Пенелопа усмехнулась.
— Отлично. И что ты собираешься делать, имея диплом дизайнера по одежде и нулевой опыт работы? В таком наряде, знаешь ли, будет трудновато убедить работодателя в том, что у тебя безупречный вкус. Держу пари, ты приползешь к отцу и брату уже через неделю.
Ширли спокойно взглянула на нее.
— Я скорее умру от голода, чем приползу, как ты выразилась, к вам.
Отец оглядел стол, тяжело дыша.
— Собирайтесь.

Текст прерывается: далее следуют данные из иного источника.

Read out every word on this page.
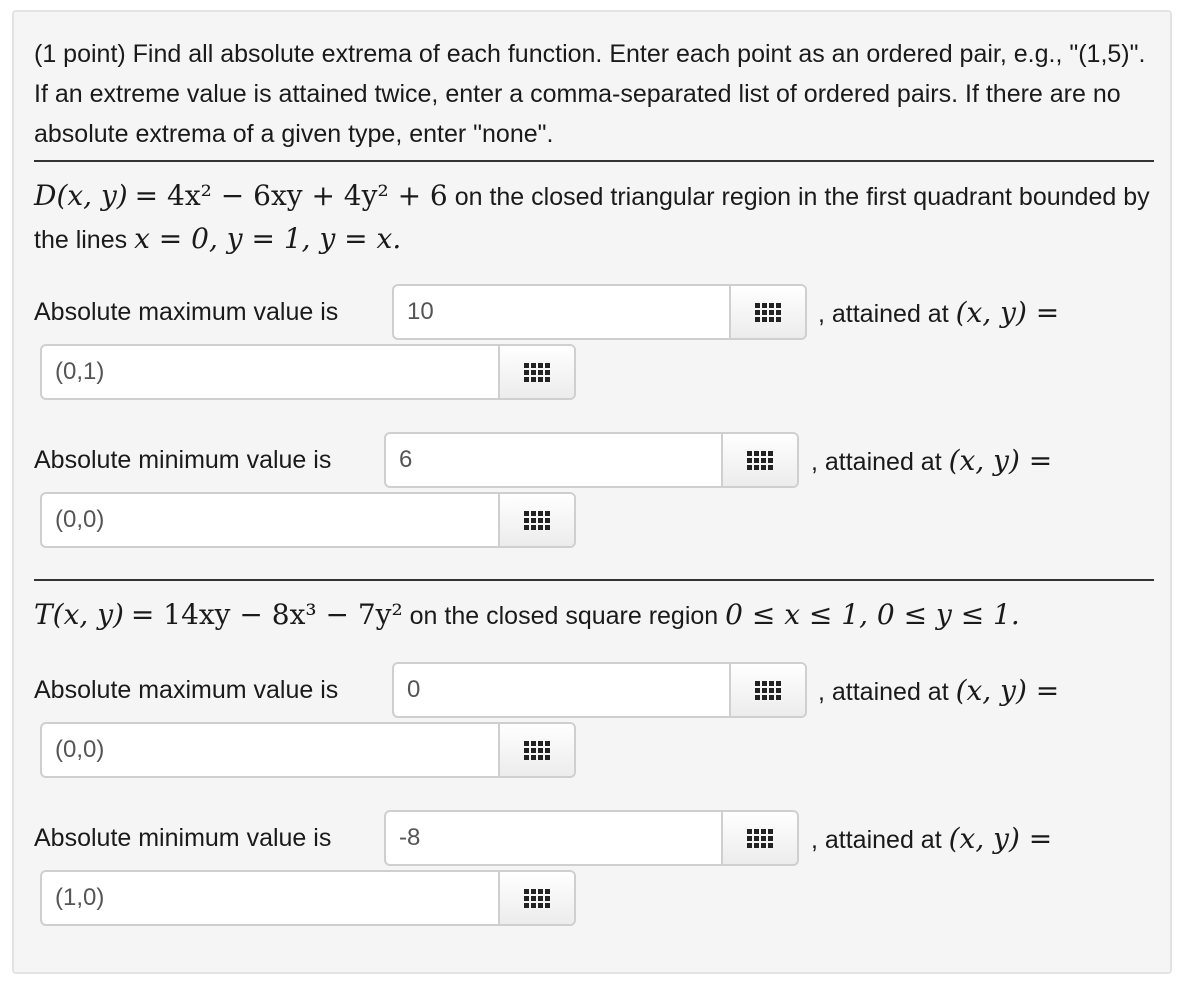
(1 point) Find all absolute extrema of each function. Enter each point as an ordered pair, e.g., "(1,5)". If an extreme value is attained twice, enter a comma-separated list of ordered pairs. If there are no absolute extrema of a given type, enter "none".
D(x, y) = 4x² − 6xy + 4y² + 6 on the closed triangular region in the first quadrant bounded by the lines x = 0, y = 1, y = x.
Absolute maximum value is	10	, attained at (x, y) =
(0,1)
Absolute minimum value is	6	, attained at (x, y) =
(0,0)
T(x, y) = 14xy − 8x³ − 7y² on the closed square region 0 ≤ x ≤ 1, 0 ≤ y ≤ 1.
Absolute maximum value is	0	, attained at (x, y) =
(0,0)
Absolute minimum value is	-8	, attained at (x, y) =
(1,0)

Мы уходим. Вот что я тебе скажу, Шерилин. Ты моя дочь — и потому мои предложения остаются в силе еще три месяца. Если в конце мая ты не попросишь ключи — разумеется, по телефону, а не лично! — предложение снимается. В тот же день я перепишу завещание.
— Папа… Почему меня выпустили?
— Твой приговор отменил губернатор штата. Сделал Барри любезность. Теперь, когда я вижу, насколько ты неблагодарна, думаю, он напрасно затруднялся.
Отец вышел, не прощаясь, и только теперь Ширли позволила себе слезы. Она сидела за столом, тупо глядя на грязные тарелки с остатками еды, потом встала и направилась к дверям. Тут ее остановил официант.